Using Spark Streaming

def updateFunc(newValues: Seq[Double], oldValue: Option[Double]): Option[Double] = {
  Some(newValues.sum + oldValue.getOrElse(0))
}

val sumOfSquares = sc.updateStateByKey[Double](updateFunc _).map(a => a * a)

The code is clean and easy to read. But there are two problems, both are about updateStateByKey:

  1. updateStateByKey has a state in memory, we need to enable checkpointing for it in order to support fault tolerance. And in the case of updating the code, we need to save the state by ourself, as I have specified in an earlier blog. When the state is big, it will be very slow and complex.

  2. updateStateByKey is not so fast. It will run against all the elements in it every time. It is not necessary in our situation. The Spark guys seems to realize this problem, too.

I tried this program with billions of elements and save the state data into Cassandra. I ran this on a cluster with 4 machines, each of them have 32GB RAM. The program simply cannot save the state data into Cassandra and crashed.

So what do we need? What we really need is just a place to store and update the vector \(\vec{a}\).

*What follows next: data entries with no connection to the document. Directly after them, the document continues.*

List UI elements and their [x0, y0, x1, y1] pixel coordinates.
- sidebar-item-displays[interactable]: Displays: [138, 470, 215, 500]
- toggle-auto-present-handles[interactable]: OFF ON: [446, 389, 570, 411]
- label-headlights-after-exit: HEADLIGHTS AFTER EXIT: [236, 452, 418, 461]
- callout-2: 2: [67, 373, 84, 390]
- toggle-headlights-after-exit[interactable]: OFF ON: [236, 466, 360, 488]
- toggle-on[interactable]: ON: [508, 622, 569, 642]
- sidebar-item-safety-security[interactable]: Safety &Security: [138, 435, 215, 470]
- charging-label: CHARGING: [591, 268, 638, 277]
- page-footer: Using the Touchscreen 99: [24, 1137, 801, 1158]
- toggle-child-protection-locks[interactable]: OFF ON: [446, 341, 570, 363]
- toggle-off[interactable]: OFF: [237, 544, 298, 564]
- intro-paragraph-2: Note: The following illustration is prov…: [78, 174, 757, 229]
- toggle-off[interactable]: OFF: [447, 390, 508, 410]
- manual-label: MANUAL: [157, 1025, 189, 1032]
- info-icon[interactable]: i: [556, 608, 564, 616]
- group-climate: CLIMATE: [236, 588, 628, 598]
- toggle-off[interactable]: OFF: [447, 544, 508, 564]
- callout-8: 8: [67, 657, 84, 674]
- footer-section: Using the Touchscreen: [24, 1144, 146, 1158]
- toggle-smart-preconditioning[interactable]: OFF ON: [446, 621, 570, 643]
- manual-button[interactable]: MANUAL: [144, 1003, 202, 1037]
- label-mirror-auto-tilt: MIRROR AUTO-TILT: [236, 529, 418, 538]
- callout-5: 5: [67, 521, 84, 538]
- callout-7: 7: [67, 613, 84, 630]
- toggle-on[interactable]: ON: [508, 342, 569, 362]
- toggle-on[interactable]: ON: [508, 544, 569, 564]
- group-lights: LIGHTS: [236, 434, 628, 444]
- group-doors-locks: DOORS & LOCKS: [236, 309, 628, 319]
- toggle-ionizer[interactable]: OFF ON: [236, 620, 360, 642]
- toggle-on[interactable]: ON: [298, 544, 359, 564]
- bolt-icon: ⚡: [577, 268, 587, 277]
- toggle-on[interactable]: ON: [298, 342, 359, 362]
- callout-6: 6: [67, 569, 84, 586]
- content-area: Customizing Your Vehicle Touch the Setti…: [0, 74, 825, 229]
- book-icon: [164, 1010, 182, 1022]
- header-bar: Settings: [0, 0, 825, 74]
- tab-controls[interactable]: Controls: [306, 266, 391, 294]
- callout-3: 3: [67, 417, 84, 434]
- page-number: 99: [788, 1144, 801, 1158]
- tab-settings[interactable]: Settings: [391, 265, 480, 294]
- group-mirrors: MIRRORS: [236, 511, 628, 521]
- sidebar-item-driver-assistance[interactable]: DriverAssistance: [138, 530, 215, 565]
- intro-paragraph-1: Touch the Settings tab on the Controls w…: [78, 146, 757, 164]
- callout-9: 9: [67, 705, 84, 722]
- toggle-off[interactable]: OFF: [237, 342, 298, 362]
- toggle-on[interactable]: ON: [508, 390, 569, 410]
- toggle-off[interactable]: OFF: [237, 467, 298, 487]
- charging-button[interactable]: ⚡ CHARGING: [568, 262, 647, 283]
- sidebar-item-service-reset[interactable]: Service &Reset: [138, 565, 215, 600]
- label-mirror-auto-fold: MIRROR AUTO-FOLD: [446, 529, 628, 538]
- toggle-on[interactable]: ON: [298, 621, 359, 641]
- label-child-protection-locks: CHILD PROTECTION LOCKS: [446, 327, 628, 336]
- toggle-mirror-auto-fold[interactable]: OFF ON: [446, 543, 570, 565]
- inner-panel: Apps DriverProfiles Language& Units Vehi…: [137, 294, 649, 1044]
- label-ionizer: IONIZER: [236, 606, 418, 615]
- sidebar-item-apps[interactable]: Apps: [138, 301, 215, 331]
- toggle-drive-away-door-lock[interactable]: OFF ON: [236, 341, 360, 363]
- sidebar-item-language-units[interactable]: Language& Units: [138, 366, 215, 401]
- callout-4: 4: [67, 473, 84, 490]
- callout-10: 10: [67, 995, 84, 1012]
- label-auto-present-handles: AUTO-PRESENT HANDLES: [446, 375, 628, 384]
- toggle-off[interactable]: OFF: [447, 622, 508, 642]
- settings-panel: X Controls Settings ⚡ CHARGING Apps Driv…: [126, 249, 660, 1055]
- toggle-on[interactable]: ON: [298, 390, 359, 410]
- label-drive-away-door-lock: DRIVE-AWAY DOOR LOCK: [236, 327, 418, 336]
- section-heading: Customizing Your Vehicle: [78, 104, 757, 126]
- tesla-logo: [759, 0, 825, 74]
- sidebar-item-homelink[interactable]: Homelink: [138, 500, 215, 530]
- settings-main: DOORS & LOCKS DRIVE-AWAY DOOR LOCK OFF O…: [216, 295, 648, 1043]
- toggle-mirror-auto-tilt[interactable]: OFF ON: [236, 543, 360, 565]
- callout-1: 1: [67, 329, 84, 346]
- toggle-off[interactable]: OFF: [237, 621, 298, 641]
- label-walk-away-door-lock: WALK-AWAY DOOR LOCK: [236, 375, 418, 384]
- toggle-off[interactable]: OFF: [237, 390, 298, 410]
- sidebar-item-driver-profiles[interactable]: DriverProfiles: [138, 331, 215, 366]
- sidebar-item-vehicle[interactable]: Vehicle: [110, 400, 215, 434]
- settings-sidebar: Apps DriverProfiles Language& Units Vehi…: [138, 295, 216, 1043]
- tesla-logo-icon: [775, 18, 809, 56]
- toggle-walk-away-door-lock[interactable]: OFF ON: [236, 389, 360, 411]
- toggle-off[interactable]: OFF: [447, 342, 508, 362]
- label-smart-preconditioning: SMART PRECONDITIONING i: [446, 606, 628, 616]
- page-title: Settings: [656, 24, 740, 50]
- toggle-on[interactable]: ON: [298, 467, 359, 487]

Redis is the perfect tool to do this thing.

Using Redis

We will store the whole vector into Redis: for each element in the vector, we will use i as the key and \(a_i\) as the value. When a new element arrives in the data stream, we will update the key-valule and the sum of sqaures. Here is the code:

val redis = RedisClient()
val resultKey = "sum_of_squares"

stream.foreach { elem =>
  val newValue = redis.incrbyfloat(elem.i, elem.v).getOrElse(elem.v)
  val oldValue = newValue - elem.v
  val incValue = (newValue * newValue - oldValue * oldValue)
  redis.incrbyfloat(resultKey, incValue)
}

Comparing to the Spark version, this has been turned into a single thread program (Redis is a single thread program). But this is a realtime data stream, CPU should not be the bottleneck before IO. And this program uses no more memory than the Spark version. If the memory doesn’t fit into a single machine, we can use Codis (or other Redis Cluster solutions).

This program can compute billions of elements in one day. And the memory usage of Redis is about 100GB for billions of keys. (The raw problem I’m solving is more complex than I described here so I’m storing more data than this problem needs.)

Conclusion

At first, I use Spark Streaming to solve this problem becuase it seems to be a “big data” problem. But after analyzing the problem, what I really need is just a place to store state. And CPU is really not the bottleneck. Spark is good for batch processing but not so good at this kind of problem. Choosing the right tool instead of the most awesome tool is very important.